In another area of economic policy, the authors mention the liberalisation of foreign direct investment (FDI), and this is overall a welcome development. But FDI is particularly valuable when it is combined with knowledge, both disembodied, and embodied in individuals. Being open to FDI should mean being open to ideas, even in areas of the economy such as higher education, and creative ideas that go beyond specific technologies or business skills.

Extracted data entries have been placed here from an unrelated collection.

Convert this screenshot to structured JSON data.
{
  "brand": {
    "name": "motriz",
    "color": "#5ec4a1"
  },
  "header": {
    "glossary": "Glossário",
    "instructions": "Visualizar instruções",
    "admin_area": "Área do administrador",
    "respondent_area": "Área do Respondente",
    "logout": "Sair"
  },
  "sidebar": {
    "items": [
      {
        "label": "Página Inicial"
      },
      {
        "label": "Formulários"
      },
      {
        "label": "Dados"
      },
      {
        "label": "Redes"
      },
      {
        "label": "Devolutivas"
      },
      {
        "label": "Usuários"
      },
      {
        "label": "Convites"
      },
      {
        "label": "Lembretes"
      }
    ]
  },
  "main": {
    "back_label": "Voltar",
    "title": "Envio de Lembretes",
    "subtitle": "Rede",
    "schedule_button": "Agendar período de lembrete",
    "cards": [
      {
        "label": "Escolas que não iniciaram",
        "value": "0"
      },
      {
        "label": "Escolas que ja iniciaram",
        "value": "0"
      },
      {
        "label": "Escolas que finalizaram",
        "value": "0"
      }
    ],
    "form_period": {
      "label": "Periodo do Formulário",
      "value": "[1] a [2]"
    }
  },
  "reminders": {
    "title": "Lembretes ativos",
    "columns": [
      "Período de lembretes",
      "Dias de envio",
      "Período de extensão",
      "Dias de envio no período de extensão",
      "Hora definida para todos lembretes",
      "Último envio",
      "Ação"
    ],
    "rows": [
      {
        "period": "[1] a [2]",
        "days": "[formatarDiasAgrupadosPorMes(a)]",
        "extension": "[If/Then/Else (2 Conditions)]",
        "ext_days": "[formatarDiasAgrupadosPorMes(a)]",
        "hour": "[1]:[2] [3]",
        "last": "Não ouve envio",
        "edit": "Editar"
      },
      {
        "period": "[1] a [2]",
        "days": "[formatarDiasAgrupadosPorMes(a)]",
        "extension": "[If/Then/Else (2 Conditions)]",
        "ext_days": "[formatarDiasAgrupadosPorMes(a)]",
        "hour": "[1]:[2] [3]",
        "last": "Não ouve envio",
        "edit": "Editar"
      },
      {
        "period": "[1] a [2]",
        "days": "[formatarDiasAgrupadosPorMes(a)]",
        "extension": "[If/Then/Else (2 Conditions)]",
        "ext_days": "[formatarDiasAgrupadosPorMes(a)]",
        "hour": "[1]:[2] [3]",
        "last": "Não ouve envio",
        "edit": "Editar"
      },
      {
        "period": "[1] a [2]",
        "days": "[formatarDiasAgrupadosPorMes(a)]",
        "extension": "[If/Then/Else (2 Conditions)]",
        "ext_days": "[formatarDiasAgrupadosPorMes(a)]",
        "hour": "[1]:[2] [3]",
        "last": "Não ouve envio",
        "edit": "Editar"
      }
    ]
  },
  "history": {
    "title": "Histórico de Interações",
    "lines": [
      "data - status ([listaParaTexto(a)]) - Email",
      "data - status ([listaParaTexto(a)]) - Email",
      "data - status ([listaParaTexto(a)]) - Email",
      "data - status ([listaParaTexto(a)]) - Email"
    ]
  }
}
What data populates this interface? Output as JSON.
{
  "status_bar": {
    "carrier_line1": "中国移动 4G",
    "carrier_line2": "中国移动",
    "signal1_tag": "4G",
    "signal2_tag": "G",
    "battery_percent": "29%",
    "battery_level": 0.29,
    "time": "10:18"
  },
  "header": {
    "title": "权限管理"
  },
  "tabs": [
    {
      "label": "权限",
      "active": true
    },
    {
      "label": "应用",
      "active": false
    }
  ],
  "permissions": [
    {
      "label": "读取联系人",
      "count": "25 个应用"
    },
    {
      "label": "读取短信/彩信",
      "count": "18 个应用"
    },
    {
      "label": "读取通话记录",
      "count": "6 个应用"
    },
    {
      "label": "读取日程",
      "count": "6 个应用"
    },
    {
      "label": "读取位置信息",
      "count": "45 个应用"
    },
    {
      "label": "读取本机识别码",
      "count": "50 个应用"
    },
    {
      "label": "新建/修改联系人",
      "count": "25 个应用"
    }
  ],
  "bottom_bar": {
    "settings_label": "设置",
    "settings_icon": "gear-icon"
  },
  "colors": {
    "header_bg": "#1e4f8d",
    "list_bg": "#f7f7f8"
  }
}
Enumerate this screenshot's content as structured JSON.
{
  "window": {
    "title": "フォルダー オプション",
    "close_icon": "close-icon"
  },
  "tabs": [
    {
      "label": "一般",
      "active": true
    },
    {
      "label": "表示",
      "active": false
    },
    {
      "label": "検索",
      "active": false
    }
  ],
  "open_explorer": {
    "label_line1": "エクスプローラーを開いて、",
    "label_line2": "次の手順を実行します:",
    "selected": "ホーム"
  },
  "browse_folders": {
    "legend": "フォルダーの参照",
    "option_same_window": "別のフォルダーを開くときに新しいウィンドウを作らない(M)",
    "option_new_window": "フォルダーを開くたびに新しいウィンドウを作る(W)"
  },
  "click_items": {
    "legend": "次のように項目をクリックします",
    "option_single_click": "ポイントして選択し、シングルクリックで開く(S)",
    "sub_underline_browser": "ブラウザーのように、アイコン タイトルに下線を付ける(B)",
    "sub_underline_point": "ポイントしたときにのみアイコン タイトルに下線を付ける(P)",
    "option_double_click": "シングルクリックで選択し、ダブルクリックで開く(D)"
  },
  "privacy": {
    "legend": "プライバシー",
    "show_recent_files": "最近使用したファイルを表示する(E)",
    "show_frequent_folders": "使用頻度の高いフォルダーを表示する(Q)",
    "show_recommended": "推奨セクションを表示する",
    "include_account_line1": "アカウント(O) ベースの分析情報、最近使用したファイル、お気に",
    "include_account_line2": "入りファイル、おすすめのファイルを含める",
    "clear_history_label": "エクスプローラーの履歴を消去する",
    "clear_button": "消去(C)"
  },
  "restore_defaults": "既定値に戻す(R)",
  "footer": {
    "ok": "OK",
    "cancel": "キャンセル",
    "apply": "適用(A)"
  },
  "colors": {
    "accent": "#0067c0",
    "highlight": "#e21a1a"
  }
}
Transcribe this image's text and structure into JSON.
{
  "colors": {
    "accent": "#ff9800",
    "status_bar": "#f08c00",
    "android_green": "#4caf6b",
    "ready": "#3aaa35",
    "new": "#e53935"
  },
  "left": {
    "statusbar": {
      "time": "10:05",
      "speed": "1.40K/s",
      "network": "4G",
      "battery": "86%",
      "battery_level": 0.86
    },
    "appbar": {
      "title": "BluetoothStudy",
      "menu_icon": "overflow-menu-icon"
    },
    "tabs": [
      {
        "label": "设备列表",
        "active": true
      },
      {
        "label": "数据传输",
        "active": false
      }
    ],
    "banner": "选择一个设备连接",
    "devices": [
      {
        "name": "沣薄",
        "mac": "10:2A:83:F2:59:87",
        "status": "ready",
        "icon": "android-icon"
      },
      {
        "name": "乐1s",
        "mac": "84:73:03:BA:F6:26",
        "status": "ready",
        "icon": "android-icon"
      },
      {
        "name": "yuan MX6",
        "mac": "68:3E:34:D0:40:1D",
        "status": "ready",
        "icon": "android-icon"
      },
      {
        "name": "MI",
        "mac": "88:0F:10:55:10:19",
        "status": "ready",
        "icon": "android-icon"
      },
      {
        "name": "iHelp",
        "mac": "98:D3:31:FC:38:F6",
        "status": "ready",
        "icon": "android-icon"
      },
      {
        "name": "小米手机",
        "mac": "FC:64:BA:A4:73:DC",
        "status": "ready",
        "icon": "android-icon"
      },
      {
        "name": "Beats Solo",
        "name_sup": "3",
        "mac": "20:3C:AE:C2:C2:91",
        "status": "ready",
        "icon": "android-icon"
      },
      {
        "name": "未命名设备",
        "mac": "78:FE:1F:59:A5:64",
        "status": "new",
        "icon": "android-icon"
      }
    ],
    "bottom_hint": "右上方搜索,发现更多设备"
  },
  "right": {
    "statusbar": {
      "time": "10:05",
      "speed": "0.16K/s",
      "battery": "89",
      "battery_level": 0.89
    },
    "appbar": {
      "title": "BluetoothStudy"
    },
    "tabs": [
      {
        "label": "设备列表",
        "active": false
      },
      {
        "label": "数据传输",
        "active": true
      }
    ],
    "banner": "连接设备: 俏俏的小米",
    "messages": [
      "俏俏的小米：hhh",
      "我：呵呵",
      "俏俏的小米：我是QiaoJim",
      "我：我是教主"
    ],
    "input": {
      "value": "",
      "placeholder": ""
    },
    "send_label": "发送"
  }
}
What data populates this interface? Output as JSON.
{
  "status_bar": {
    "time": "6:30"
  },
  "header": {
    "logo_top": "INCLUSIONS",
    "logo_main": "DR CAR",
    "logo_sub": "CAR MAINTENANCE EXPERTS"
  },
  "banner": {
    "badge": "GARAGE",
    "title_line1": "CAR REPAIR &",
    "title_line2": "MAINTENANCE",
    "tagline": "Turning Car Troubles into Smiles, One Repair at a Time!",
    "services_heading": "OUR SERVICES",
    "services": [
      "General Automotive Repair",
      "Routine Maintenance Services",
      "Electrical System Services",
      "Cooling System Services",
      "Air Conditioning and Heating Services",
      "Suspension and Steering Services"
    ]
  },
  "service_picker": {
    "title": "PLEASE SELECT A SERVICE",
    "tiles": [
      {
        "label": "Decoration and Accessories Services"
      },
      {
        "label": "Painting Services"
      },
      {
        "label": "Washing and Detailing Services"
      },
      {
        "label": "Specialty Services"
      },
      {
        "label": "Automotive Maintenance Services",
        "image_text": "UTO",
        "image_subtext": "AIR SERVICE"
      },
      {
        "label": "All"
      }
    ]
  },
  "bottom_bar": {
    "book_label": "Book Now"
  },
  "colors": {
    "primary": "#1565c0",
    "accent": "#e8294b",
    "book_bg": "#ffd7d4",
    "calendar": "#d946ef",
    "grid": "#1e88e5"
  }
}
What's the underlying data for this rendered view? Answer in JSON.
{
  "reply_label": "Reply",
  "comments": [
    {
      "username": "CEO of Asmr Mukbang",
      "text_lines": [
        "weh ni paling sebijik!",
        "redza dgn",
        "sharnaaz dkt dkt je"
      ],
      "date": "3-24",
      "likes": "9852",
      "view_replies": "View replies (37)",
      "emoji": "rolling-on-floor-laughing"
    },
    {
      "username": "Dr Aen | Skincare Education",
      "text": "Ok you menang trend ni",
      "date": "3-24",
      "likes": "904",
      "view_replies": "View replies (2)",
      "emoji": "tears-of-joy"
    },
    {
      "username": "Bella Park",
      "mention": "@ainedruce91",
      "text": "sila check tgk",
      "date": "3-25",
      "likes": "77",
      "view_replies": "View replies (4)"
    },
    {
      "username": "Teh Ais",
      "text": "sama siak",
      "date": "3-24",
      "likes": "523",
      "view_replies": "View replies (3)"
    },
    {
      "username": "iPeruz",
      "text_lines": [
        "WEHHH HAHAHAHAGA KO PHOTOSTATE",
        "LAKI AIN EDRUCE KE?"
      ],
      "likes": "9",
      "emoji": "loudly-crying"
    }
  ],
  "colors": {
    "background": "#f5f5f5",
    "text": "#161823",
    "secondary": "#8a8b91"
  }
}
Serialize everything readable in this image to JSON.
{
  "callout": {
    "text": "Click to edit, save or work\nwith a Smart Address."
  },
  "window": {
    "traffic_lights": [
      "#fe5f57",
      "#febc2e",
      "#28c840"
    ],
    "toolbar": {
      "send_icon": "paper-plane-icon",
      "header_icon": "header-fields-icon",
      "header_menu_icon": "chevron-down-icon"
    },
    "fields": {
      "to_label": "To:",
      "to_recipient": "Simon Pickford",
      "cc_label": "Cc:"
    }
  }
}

The “software” of policymaking
The authors refer to the “software” of policymaking and how it needs to be improved. India desperately needs inputs from as many sources as possible, at home and abroad, and it needs institutions and mechanisms for discussing these inputs, testing them and refining them into workable policies. Transparency and openness to criticism will lead to better policymaking. The authors refer to the need to improve the rule of law, including specific areas such as contract enforcement. Reforming the courts and legal system is an enormous undertaking, and is likely to be slow. But there is scope for more rapid administrative reforms that increase organisational flexibility and bring greater expertise into government, without being too disruptive of the current structures of the administrative elites. This has happened in varying degrees throughout independent India’s existence. But at present the set of sources of inputs into economic policymaking seems to be shrinking. Reversing that apparent trend will help in every aspect of that policymaking, and in the outcomes for the economy.